The tax, which stood at 9.5 per cent last season, must cover the repayment of $125 million to the city over a 35-year term. Tombe said the rate is likely re-evaluated each year based on factors such as attendance levels and the total number of events held at the arena.
But he said the City of Calgary hasn’t provided enough information on how it settled on a two per cent levy to rationalize such a major difference.
“That is a discrepancy that I cannot explain,” said Tombe. “It is absolutely a good question.”
Coun. Ward Sutherland, vice-chair of council’s event centre assessment committee, said it was a figure decided on by the team that negotiated the deal with the Flames’ owners, headed by Barry Munro.
Sutherland said that projections released by the city would represent the arena’s lowest possible usage during its earliest days, or a sort of worst-case scenario.

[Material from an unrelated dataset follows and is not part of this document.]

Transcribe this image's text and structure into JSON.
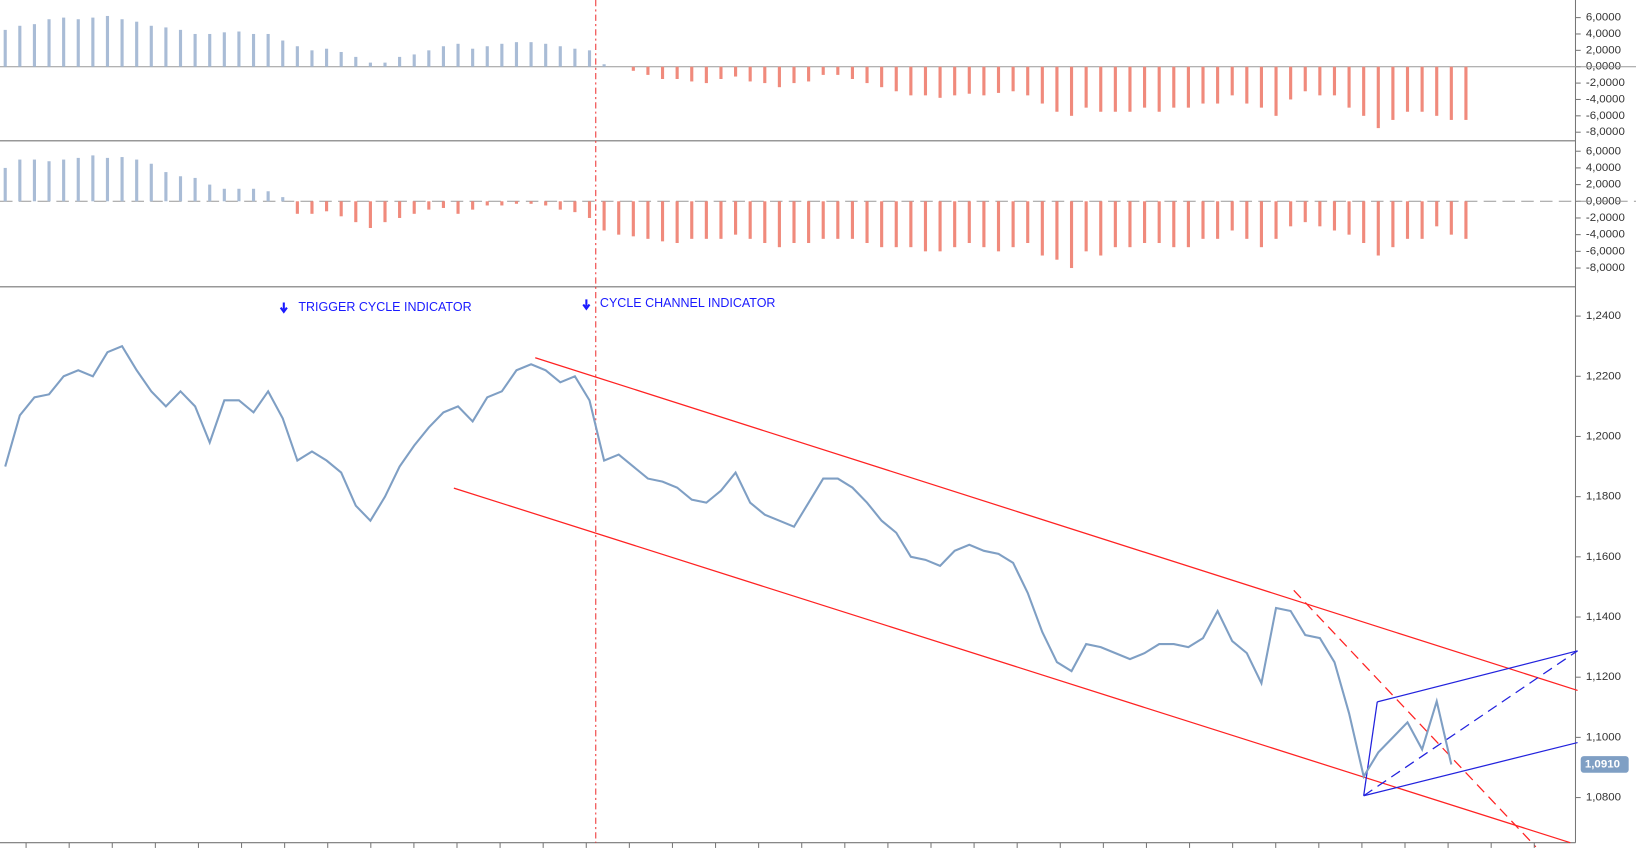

He said it will take time for events like concerts to build up and keep the arena busy throughout the year in between Flames, Hitmen and Roughnecks games.
“The modelling was on very, very low usage,” said Sutherland. “I anticipate once it gets kicked in and they start doing stuff — that should happen over a period of time — it should generate significantly more money than the current modelling does.”
Asked why the ticket tax is so much lower than the one up north, Sutherland pointed to a more balanced agreement between the Flames and the City of Calgary.
The $483.5-million agreement to build Rogers Place included a $226-million contribution from the city and $132.5 million from Katz’s company, before the ticket surcharge.
“Let’s be honest. The Edmonton deal’s not very good,” said Sutherland. “The Edmonton Oilers didn’t give $275 million.”